Der Psalmist betete: „Erforsche mich, Gott, und erfahre mein Herz; prüfe mich und erfahre, wie ich’s meine. Und siehe, ob ich auf bösem Wege bin, und leite mich auf ewigem Wege”. Ferner gibt er den Rat: „Habe deine Lust am Herrn; der wird dir geben, was dein Herz wünschet”. Die sicherste Art der Zerstörung des Bösen ist die Überwindung des Glaubens daran, wodurch es verhindert wird, sich in unserem Leben zu betätigen. Und wie könnten wir dies besser tun als durch das beständige Streben, so zu leben, daß wir das Gebet erfüllen, das die Christlichen Wissenschafter täglich beten (Kirchenhandbuch, Art. VIII, Abschn. 4): „, Dein Reich komme‘; laß die Herrschaft der göttlichen Wahrheit, des göttlichen Lebens und der göttlichen Liebe in mir ausgerichtet werden und alle Sünde aus mir entfernen; und möge Dein Wort die Liebe der ganzen Menschheit bereichern und sie beherrschen!”
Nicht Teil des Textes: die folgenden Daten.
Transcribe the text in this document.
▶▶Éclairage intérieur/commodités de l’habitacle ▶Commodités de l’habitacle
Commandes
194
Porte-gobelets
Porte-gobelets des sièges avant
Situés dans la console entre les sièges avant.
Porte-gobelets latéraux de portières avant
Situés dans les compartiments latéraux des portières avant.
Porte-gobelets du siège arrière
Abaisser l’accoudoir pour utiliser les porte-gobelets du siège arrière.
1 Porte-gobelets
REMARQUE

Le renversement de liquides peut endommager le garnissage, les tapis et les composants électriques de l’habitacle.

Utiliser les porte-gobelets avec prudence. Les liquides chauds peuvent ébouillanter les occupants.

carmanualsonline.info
Die göttliche Liebe gibt uns, was das Herz begehrt, wenn dieses sich am ersten „nach dem Reich Gottes und nach seiner Gerechtigkeit” sehnt und danach trachtet. Dann fällt uns aus dem unendlichen Vorrat der Liebe alles zu, worin Gesundheit und Glück bestehen, und wir finden den Weg zur Lösung aller persönlichen, politischen, Rassen- und Glaubensprobleme.